In conventional spectral imaging using an is-TPG, the measurement time increases with the number of wavelengths included. In addition, given that data processing and imaging results are displayed after all wavelengths have been measured, identification results cannot be obtained in real time. With our proposed method, the imaging time is reduced to several tens of seconds, and the results can be confirmed in real time without any post-processing. Given that both qualitative and quantitative measurements can be obtained with this system, we believe that it can be applied not only for mail and explosive testing applications, but also to prescription error testing in pharmacies, mixing ratio testing of reagents in chemical plants, and quality control in pharmaceutical factory lines.

Method

Terahertz generation and detection using is-TPG

When a high-power pump beam and seed beam are input to a MgO:LiNbO3 crystal, a Fourier transform-limited, narrow linewidth, high-brightness THz-wave is generated by parametric wavelength conversion16,17. At that time, wide tunability (0.4–5 THz) of the THz-wave can be achieved by controlling the wavelength of the seed beam and its incident angle such that the non-collinear phase-matching condition of the MgO:LiNbO3 crystal is satisfied. Using sub-nanosecond pump pulses from a microchip Nd:YAG laser, the is-TPG suppresses the induced stimulated Brillouin scattering, which is a competitive process21, thus allowing for high power generation with a peak power of ≥ 50 kW.

Pump and seed laser sources for the is-TPG

As a pump source, we used a Nd:YAG MOPA system, which includes a microchip Nd:YAG laser and a Nd:YAG amplifier. It has 25 mJ pulse energy at a wavelength of 1064 nm, repetition rate of 50 Hz, and pulse duration of about 500-ps.

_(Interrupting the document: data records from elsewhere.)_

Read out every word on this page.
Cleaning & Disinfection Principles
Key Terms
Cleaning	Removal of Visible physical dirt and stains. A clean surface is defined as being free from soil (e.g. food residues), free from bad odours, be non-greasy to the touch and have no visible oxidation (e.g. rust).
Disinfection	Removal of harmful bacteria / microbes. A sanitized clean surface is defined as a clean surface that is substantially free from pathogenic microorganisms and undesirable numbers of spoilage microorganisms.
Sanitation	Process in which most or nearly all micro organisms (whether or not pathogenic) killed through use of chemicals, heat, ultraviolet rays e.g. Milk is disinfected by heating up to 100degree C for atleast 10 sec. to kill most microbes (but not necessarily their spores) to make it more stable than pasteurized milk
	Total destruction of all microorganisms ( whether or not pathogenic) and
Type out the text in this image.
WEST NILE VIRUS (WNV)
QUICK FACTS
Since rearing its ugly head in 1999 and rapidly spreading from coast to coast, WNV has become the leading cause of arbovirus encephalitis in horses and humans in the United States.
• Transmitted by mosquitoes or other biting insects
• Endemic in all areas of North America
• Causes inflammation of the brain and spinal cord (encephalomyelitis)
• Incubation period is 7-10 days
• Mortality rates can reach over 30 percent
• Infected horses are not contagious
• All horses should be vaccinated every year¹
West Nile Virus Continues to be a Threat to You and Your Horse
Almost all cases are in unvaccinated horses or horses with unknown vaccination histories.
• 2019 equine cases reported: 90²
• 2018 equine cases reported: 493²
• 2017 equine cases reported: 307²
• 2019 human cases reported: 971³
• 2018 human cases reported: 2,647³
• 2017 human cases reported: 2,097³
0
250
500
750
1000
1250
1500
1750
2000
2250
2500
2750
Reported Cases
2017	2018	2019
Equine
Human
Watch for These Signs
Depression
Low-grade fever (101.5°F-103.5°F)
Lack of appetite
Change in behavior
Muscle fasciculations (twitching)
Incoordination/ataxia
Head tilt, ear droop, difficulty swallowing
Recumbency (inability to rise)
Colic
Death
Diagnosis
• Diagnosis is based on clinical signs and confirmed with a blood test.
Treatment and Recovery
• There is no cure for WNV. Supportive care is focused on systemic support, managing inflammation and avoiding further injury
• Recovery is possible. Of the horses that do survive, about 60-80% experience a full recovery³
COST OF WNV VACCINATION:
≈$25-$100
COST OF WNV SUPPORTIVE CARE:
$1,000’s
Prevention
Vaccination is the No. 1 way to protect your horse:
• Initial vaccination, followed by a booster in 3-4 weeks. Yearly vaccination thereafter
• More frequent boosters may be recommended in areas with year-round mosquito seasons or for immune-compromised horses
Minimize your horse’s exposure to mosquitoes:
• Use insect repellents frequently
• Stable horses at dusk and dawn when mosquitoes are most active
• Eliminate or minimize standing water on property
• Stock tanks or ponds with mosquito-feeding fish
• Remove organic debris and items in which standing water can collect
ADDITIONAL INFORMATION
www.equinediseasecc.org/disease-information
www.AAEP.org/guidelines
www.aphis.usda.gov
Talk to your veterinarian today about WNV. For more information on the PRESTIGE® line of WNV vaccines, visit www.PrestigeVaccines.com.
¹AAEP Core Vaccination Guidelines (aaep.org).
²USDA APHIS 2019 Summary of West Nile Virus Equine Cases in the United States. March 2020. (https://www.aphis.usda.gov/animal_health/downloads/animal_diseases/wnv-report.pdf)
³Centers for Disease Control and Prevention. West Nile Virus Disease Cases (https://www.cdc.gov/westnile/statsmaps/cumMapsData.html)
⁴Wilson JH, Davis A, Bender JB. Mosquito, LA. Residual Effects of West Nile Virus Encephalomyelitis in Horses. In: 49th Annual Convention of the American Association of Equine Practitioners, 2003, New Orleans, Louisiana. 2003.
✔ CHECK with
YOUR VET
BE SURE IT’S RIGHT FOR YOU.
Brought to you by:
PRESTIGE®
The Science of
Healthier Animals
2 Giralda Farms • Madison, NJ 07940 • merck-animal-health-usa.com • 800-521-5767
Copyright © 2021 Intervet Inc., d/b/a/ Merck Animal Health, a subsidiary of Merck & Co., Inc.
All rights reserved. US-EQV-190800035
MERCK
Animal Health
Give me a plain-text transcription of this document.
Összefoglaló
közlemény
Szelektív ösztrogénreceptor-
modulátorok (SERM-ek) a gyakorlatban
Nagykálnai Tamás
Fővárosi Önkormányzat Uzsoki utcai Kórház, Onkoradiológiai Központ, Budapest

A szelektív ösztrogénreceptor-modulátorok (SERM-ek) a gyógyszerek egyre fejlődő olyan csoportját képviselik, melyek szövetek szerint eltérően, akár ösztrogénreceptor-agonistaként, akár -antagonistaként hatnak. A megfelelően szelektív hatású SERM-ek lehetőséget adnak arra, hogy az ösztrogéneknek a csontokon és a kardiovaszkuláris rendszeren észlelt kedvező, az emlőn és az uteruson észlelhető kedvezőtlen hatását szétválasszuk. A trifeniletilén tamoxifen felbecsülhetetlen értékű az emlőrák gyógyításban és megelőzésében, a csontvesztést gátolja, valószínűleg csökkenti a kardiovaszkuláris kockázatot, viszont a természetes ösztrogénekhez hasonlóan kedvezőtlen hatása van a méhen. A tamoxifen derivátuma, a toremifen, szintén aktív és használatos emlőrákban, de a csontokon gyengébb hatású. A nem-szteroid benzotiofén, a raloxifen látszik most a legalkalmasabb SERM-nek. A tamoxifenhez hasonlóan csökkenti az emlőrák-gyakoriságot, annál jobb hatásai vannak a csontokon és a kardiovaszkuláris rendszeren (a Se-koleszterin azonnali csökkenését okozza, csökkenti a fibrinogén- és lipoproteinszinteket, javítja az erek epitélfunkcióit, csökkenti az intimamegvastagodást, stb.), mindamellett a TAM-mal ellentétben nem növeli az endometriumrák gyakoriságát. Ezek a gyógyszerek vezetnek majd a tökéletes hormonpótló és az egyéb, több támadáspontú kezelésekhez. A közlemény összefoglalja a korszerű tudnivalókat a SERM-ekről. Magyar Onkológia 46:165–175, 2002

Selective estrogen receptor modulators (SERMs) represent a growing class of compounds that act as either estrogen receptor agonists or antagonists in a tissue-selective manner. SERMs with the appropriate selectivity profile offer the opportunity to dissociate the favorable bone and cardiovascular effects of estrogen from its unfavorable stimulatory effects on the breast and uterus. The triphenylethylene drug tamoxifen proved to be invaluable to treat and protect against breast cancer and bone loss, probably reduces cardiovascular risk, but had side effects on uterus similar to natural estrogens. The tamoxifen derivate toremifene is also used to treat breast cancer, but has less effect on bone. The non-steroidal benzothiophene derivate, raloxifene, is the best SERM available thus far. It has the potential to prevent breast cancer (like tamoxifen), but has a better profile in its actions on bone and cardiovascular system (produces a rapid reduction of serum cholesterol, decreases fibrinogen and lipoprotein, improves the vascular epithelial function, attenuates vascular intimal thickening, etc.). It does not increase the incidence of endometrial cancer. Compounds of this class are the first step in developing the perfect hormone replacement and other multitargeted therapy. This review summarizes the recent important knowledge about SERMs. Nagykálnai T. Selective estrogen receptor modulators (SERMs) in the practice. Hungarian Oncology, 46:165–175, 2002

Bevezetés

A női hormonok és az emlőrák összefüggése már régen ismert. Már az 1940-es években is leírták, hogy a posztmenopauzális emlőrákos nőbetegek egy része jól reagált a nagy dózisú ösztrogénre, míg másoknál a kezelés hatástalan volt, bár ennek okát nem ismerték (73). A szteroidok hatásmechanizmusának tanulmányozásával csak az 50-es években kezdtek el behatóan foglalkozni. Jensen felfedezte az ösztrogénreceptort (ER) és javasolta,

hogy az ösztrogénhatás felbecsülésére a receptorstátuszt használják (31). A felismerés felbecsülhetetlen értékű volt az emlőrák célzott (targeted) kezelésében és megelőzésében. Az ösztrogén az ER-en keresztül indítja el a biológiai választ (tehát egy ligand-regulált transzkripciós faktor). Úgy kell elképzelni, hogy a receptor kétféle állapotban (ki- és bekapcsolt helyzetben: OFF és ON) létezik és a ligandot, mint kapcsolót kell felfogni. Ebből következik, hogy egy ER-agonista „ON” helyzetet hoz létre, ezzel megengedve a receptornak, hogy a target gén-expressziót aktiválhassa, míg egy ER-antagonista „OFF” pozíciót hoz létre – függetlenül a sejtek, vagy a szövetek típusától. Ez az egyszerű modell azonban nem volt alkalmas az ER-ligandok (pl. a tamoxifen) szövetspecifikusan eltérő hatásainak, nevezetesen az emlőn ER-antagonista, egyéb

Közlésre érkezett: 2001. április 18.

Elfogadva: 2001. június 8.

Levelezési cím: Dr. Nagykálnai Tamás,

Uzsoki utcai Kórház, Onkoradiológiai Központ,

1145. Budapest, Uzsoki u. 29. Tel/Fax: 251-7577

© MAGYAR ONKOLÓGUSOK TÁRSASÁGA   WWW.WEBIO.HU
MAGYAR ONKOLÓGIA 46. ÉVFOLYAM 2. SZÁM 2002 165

As a seed source, we used a combination of four external cavity laser diodes to generate multi-wavelength THz waves. The multi-wavelength seed beams were amplified to 300 mW using a semiconductor optical amplifier, and were then injected into the MgO:LiNbO3 crystal using an achromatic optical setup, such that the phase matching angles were automatically satisfied at all wavelengths.

Machine learning method

A CNN, as a type of deep neural network, was used for image recognition. It has convolutional and pooling layers among its hidden layers. Convolution refers to the process of converting grid data (i.e., kernels) and numerical data for a partial image (of the same size as the kernel) into a single numerical value, by summing the products of each element. The local correlation is extracted by converting the data into small-grid numerical data, by gradually shifting the measurement window. Pooling is a method for reducing a large image while retaining the most important information, by dividing the image into small parts and extracting the maximum value from each part. By combining convolutional and pooling layers, it is possible to learn images efficiently.

For this study, the program was written in Python and the CNN framework was Keras. Our CNN model consists of three hidden layers and two fully connected layers. The first hidden layer comprises a convolutional layer with 30 filters (kernel size of filter: 3 × 3) and a pooling layer (kernel size of filter: 2 × 2). The second hidden layer comprises a convolutional layer with 20 filters (kernel size of filter: 3 × 3) and a pooling layer (kernel size of filter: 2 × 2). The third hidden layer comprises a convolutional layer with 10 filters (kernel size of filter: 3 × 3). For the activation function, ReLU is used for all hidden layers. The output from these hidden layers is converted into a 1-dimensional vector and then inputted into the fully connected layers. The first fully connected layer has 100 units and uses ReLU as the activation function. The second fully connected layer corresponds to a variable number of classes and uses a softmax function to output the class probability distribution. The model is compiled using cross-entropy as the loss function and Adam as the optimizer. In training the model, the batch size is set to 64, and the model is trained for a specified number of epochs (It was set to 300 in this study).